Танька рыдала в голос, глядя на взбухшую от крови повязку.

– Ой, лишенько… Ой, смерть моя пришла… Ой, обезножею теперь, как есть обезножею… Ой, как дальше-то идти буду, ведь отсохнет нога-то… Ой, судьба моя пропащая-я-я-я…

– Да не отсохнет у тебя ничего, дура, уймись! – вскричала, потеряв самообладание, Устинья. – Дай гляну, завяжу по-хорошему! К вечеру травки нужной сыщу, и через два дня снова поскачешь, как кобыла саврасая! Замолчи только, ради Христа, сил нет вытьё твоё слушать!

Танька, всхлипывая, умолкла. Устя, сердито сопя, пробежалась вокруг полянки, принесла какие-то красноватые стебли, растёрла их в ладонях, приложила к кровоточащей ране и накрепко примотала обрывками своей рубахи.

– Вот! Так! И лежи! А я пойду грибы дособеру, а заодно мышью травку гляну! Моё слово – через неделю на обеих ногах пойдёшь!

Однако поиски ничего не дали: прочесав половину леса, падая от усталости, Устинья вернулась вечером к поляне с пустыми руками. Нужная травка не росла здесь ни при болоте, ни в овраге, ни в заросшей папоротниками низине.

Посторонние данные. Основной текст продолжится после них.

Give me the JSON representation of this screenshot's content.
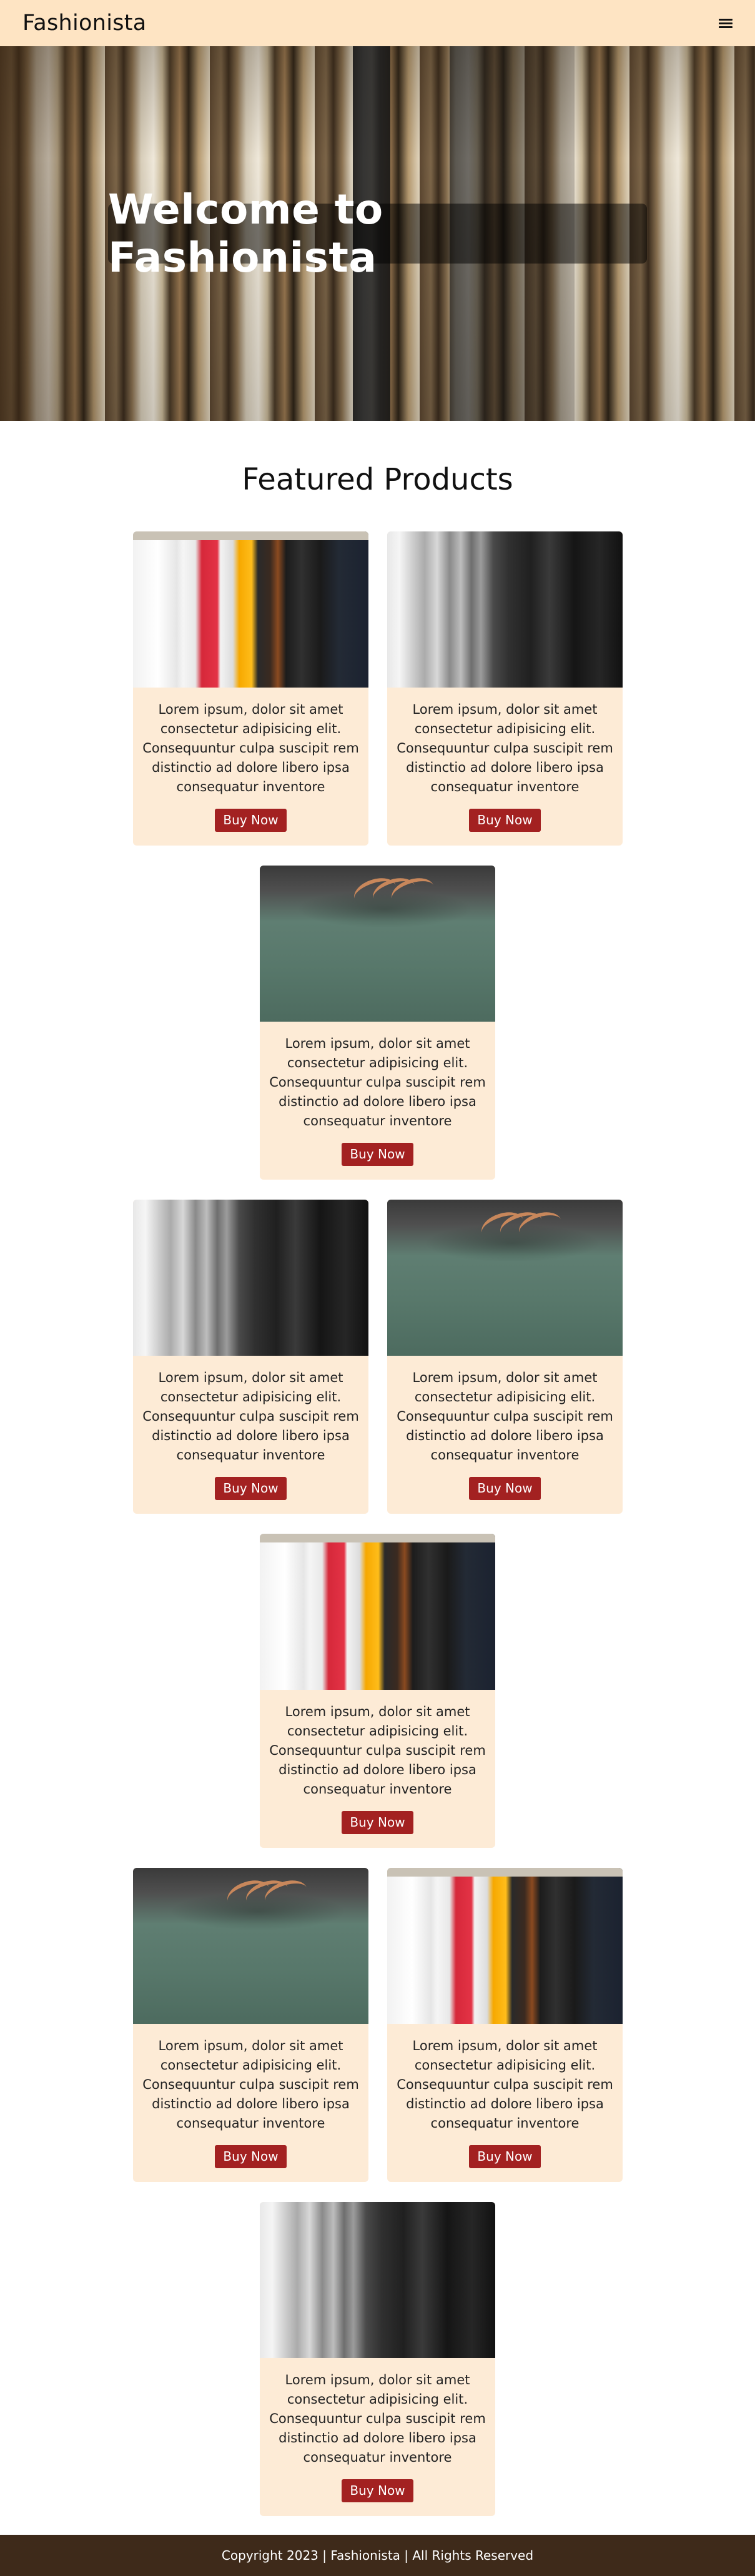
{
  "header": {
    "brand": "Fashionista",
    "menu_icon": "hamburger-menu-icon"
  },
  "hero": {
    "title": "Welcome to Fashionista"
  },
  "featured": {
    "title": "Featured Products",
    "products": [
      {
        "image": "colorful-tshirts-on-rack",
        "description": "Lorem ipsum, dolor sit amet consectetur adipisicing elit. Consequuntur culpa suscipit rem distinctio ad dolore libero ipsa consequatur inventore",
        "button": "Buy Now"
      },
      {
        "image": "grayscale-tshirts-on-rack",
        "description": "Lorem ipsum, dolor sit amet consectetur adipisicing elit. Consequuntur culpa suscipit rem distinctio ad dolore libero ipsa consequatur inventore",
        "button": "Buy Now"
      },
      {
        "image": "green-tshirts-on-hangers",
        "description": "Lorem ipsum, dolor sit amet consectetur adipisicing elit. Consequuntur culpa suscipit rem distinctio ad dolore libero ipsa consequatur inventore",
        "button": "Buy Now"
      },
      {
        "image": "grayscale-tshirts-on-rack",
        "description": "Lorem ipsum, dolor sit amet consectetur adipisicing elit. Consequuntur culpa suscipit rem distinctio ad dolore libero ipsa consequatur inventore",
        "button": "Buy Now"
      },
      {
        "image": "green-tshirts-on-hangers",
        "description": "Lorem ipsum, dolor sit amet consectetur adipisicing elit. Consequuntur culpa suscipit rem distinctio ad dolore libero ipsa consequatur inventore",
        "button": "Buy Now"
      },
      {
        "image": "colorful-tshirts-on-rack",
        "description": "Lorem ipsum, dolor sit amet consectetur adipisicing elit. Consequuntur culpa suscipit rem distinctio ad dolore libero ipsa consequatur inventore",
        "button": "Buy Now"
      },
      {
        "image": "green-tshirts-on-hangers",
        "description": "Lorem ipsum, dolor sit amet consectetur adipisicing elit. Consequuntur culpa suscipit rem distinctio ad dolore libero ipsa consequatur inventore",
        "button": "Buy Now"
      },
      {
        "image": "colorful-tshirts-on-rack",
        "description": "Lorem ipsum, dolor sit amet consectetur adipisicing elit. Consequuntur culpa suscipit rem distinctio ad dolore libero ipsa consequatur inventore",
        "button": "Buy Now"
      },
      {
        "image": "grayscale-tshirts-on-rack",
        "description": "Lorem ipsum, dolor sit amet consectetur adipisicing elit. Consequuntur culpa suscipit rem distinctio ad dolore libero ipsa consequatur inventore",
        "button": "Buy Now"
      }
    ]
  },
  "footer": {
    "text": "Copyright 2023 | Fashionista | All Rights Reserved"
  },
  "colors": {
    "header_bg": "#fee4c3",
    "card_bg": "#fdebd6",
    "button_bg": "#a32121",
    "footer_bg": "#3e2a1a"
  }
}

– Как же быть теперь-то, Устя Даниловна? – спокойно спросил Антип, но по глубоко прорезавшей лоб морщине видно было, чего стоит парню это спокойствие. Ефим и вовсе ничего не говорил: сидел рядом со всхлипывающей Танькой и с отвращением поглядывал на её замотанную ногу.

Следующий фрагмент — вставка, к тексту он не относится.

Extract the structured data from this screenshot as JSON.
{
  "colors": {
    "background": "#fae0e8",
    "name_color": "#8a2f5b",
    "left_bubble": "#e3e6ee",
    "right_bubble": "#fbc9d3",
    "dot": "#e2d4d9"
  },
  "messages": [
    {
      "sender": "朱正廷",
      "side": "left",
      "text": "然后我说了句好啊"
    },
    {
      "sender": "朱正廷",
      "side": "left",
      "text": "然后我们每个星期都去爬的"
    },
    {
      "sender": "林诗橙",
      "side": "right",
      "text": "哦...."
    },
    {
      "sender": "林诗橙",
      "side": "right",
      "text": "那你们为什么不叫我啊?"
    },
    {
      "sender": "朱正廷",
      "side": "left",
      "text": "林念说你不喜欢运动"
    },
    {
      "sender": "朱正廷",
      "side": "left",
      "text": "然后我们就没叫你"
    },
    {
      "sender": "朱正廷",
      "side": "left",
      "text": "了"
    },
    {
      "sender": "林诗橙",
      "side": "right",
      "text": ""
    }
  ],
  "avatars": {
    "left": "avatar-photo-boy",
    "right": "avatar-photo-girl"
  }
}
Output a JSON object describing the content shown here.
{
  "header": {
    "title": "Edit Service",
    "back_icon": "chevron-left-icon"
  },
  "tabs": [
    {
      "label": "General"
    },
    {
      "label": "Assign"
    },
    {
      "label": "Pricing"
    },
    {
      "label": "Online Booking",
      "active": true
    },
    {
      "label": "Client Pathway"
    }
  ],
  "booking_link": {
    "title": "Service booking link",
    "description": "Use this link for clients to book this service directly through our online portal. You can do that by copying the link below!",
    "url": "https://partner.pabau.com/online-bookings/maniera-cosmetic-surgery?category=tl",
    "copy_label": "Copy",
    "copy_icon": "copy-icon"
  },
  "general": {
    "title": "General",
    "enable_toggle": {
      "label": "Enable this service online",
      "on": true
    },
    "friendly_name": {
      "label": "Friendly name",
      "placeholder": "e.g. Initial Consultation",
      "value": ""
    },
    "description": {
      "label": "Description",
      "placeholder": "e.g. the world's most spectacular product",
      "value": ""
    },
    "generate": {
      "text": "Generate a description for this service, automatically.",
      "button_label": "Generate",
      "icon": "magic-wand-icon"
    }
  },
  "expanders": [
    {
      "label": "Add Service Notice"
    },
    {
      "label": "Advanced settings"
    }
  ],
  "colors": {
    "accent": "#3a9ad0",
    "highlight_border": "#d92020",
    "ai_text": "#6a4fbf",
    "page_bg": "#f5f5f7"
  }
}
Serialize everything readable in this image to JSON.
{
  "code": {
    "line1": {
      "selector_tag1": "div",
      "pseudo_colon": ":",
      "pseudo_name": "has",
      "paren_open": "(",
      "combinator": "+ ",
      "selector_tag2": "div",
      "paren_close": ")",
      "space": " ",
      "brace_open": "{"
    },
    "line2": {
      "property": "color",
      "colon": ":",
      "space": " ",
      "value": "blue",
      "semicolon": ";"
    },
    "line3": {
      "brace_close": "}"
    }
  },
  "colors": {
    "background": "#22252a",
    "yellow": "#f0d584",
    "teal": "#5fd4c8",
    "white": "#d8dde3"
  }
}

– Что поделать, Антип Прокопьич, обождать придётся, – отрывисто проговорила Устинья. – Даст бог, обойдётся и так. Завтра пойду ещё поищу.

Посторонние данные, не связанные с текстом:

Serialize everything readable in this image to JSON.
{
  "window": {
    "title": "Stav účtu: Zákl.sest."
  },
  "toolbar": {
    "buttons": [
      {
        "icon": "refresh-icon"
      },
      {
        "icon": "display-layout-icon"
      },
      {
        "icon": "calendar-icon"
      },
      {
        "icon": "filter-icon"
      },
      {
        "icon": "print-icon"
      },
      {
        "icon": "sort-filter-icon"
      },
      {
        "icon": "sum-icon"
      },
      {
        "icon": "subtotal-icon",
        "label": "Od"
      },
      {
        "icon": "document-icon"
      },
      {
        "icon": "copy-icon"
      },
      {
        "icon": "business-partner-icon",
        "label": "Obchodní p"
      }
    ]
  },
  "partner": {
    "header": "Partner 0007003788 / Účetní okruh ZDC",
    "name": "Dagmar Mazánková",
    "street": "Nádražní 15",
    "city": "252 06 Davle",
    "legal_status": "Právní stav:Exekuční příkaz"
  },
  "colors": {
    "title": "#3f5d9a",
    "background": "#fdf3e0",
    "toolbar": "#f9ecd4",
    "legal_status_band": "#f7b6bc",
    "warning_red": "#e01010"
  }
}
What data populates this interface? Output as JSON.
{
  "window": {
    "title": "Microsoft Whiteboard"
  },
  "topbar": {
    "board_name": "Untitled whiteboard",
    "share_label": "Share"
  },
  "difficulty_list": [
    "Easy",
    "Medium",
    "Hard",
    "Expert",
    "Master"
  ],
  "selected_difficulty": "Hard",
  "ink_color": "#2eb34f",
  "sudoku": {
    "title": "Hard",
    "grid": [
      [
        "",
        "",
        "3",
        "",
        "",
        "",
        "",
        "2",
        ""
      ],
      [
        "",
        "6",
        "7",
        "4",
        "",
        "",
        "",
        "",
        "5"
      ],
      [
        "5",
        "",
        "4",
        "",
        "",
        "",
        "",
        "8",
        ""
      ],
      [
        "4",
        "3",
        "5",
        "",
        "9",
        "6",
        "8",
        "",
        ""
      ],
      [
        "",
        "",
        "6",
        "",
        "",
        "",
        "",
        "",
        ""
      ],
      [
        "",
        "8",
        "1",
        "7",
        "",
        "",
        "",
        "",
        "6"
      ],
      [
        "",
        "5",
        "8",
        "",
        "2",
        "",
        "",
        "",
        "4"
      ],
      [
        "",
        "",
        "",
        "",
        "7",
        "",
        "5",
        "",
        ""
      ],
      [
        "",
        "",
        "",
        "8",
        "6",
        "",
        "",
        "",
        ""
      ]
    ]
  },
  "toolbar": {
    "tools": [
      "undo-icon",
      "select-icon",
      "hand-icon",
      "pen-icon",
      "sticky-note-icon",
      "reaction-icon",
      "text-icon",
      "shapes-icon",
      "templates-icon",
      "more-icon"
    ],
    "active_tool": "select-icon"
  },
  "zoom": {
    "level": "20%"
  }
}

Однако не обошлось. Нужная травка не нашлась, несмотря на все усилия Устиньи. Её тайные страхи, о которых она побоялась сказать, сбылись: подружкина нога распухла и загноилась. К вечеру Таньку уже кидало в жар. Она плакала, просила то пить, то хлебца, пусть даже из коры с лебедой, то домой, в Болотеево, и пусть хоть секут насмерть, хоть на воротах вешают… Устинья подносила к обмётанным губам подруги берестяной ковшик с водой, тревожно смотрела на парней. Те отвечали ей такими же взволнованными взглядами. Было очевидно: в ближайшее время продолжить путь не удастся. К счастью, у них был котелок, и Устя уже чуть ли не добрым словом вспоминала разбойника Ярьку, оставившего им такую ценную вещь. В прокопчённой посудине теперь готовились и грибная похлёбка пополам с травой, и отвары от лихорадки, и травяная мазь для лечения. Парни на скорую руку сметали из веток и лапника шалаш, перед которым постоянно дымили угли. Костёр, впрочем, не спасал: сырой, пронизывающий холод преследовал путешественников и днём и ночью. Они уходили из родного Болотеева тёплым августом, уходили в чём были, и только у Антипа был суконный малахай, подаренный отцом Никодимом. Теперь под этим малахаем по ночам вдвоём дрожали Устинья и Танька. Парни мёрзли в рубахах. Раньше этого холода можно было не замечать из-за бодрой ходьбы по дороге и из-за чугунного, мёртвого сна по ночам. Теперь же идти было некуда, занять себя нечем, разговаривать не хотелось, и в голову против воли лезли тяжёлые безнадёжные мысли.

А осень между тем вступала в свои права, поливая поредевший стылый лес ледяным дождём, давя сверху свинцовыми тяжкими тучами. Давно было не слышно птиц. Устя опасалась появления злых лесных кабанов, против которых у путешественников не было ничего, кроме рогатины. Однажды на рассвете к их шалашу вдруг вылез, ломая сухостой, огромный бурый медведь. Парни спали; Устинья, копошившаяся у углей, замерла, сделала знак Таньке, уже открывшей рот для истошного вопля, и, стараясь не шевелиться, тихонько сказала:

– Не шали, Михайло Потапыч, сделай милость! Мы твоего не возьмём, и ты нас не тронь. Ненадолго мы здесь, уйдём скоро.

Медведь взглянул на неё, казалось, с недоумением. Затем мотнул огромной мохнатой головой и вперевалку удалился в лес. Полумёртвая от страха Танька ничком повалилась на подстилку из лапника. Устинья глубоко вздохнула и принялась перебирать собранные накануне грибы, стараясь, чтобы подружка не заметила, как трясутся у неё руки. «Уходить надо… Ох, уходить… Скоро ещё волков леший принесёт! А как уходить-то?! О-о, будь она проклята, доля наша!»